Applicable Standards and Traceability Framework for Specialty Thermometers
Specialty thermometer calibration encompasses instrument types whose metrological requirements differ substantially from one another, and the applicable standard set reflects that diversity. Liquid-in-glass thermometers are verified against ASTM E1 grade specifications and calibrated by comparison following ASTM E77, which prescribes immersion depth conditions, correction factor determination, and maximum permissible error thresholds keyed to each ASTM grade designation. Bimetal and dial thermometers fall under ASME B40.200, with tolerance grades - Grade A, Grade B, and Grade D - assigned based on dial range and application class. Calibration intervals for process-line dial thermometers in food or pharmaceutical service are typically held to twelve months or fewer by quality programs operating under ISO 9001 or FDA 21 CFR Part 211. Where instruments are used in any manufacturing step governed by 21 CFR Part 211, calibration records must demonstrate conformance at the time of use - a requirement that elevates ISO/IEC 17025 accreditation status of the calibrating laboratory from a purchasing preference to a direct compliance consideration.
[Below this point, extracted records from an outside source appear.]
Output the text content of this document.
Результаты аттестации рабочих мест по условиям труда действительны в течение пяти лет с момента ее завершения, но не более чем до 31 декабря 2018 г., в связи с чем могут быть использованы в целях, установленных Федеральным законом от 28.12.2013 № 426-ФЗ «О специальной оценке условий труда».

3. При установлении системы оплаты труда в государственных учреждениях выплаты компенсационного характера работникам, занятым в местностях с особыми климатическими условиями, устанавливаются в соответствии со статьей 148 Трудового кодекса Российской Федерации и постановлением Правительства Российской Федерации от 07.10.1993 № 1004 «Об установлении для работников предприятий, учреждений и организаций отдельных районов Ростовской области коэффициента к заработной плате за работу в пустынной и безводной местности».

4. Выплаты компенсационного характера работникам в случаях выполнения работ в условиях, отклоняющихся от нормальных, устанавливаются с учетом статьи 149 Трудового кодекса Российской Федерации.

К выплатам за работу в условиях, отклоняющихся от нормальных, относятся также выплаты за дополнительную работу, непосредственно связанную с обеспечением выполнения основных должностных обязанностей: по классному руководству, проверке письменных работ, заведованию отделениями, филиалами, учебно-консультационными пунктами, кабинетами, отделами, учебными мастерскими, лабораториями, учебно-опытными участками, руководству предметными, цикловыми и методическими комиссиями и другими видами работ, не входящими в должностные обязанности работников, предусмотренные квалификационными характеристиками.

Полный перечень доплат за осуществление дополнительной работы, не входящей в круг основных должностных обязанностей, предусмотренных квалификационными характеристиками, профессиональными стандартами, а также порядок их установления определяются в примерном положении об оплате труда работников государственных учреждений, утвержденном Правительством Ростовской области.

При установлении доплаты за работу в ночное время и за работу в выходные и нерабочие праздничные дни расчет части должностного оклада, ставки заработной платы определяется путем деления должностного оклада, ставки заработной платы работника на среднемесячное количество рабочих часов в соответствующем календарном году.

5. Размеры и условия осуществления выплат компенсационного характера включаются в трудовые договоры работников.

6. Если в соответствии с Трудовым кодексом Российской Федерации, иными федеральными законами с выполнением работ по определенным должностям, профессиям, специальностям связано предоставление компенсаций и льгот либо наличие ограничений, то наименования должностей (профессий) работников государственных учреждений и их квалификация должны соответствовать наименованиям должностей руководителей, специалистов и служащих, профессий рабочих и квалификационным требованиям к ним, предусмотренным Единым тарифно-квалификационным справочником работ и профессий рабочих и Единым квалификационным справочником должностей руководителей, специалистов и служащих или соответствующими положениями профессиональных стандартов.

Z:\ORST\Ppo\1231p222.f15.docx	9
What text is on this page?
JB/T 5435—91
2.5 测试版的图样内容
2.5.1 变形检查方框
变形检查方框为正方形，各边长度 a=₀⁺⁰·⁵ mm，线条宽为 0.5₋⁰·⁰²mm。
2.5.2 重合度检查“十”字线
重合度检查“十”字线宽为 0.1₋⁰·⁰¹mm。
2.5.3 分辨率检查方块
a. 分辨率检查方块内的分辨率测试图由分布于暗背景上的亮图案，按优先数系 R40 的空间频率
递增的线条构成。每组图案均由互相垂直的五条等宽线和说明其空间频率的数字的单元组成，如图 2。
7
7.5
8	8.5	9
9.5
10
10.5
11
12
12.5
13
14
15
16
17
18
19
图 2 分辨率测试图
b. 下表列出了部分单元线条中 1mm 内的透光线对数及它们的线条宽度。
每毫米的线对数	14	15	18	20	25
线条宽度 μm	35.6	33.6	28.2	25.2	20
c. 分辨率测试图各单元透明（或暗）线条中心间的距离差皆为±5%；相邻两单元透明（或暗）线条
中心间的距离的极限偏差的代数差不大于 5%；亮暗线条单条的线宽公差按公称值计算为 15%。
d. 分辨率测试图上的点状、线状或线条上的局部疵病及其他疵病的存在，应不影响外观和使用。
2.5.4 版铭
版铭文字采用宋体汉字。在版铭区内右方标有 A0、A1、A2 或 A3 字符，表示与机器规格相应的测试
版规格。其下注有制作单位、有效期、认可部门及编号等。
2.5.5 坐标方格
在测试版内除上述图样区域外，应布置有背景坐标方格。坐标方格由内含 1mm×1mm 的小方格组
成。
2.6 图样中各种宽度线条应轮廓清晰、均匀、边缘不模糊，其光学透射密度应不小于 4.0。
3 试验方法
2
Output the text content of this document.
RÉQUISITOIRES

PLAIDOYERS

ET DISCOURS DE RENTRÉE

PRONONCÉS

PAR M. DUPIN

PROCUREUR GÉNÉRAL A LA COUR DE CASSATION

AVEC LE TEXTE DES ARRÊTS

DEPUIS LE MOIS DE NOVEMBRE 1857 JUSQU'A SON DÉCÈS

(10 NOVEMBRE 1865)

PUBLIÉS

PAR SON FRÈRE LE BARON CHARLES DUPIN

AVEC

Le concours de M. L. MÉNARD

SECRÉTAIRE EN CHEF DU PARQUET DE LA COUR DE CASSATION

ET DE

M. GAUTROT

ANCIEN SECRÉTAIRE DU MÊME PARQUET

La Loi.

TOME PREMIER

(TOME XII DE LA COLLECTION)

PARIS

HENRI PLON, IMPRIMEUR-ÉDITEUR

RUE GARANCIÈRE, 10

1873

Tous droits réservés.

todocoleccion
Pyrometer calibration introduces emissivity and spectral response variables absent from contact thermometry; calibration to ASTM E1256 must account for the detector waveband and the reference blackbody source temperature. Traceability to ITS-90 fixed points, mediated through NIST-calibrated platinum resistance thermometers (PRTs) serving as transfer standards, anchors the uncertainty chain for both contact and radiation thermometry performed under A2LA-accredited ISO/IEC 17025 programs. Thermal imaging camera calibration adds spatial non-uniformity correction requirements beyond what standard pyrometry demands; ISO 18434-1 provides the framework for condition-monitoring applications, while radiometric accuracy is verified against blackbody reference sources whose temperatures are themselves traceable to national measurement institutes. Calibration certificates issued under an accredited scope must report expanded measurement uncertainty at a coverage factor of k=2 alongside as-found and as-left data, giving quality engineers at Kenosha-area facilities the documentation necessary to support measurement system analyses under IATF 16949 or comparable management system audits. Each certificate's traceability chain must identify reference standards by calibration date and assigned uncertainty - a chain that ultimately terminates at fixed-point realizations of the ITS-90 temperature scale.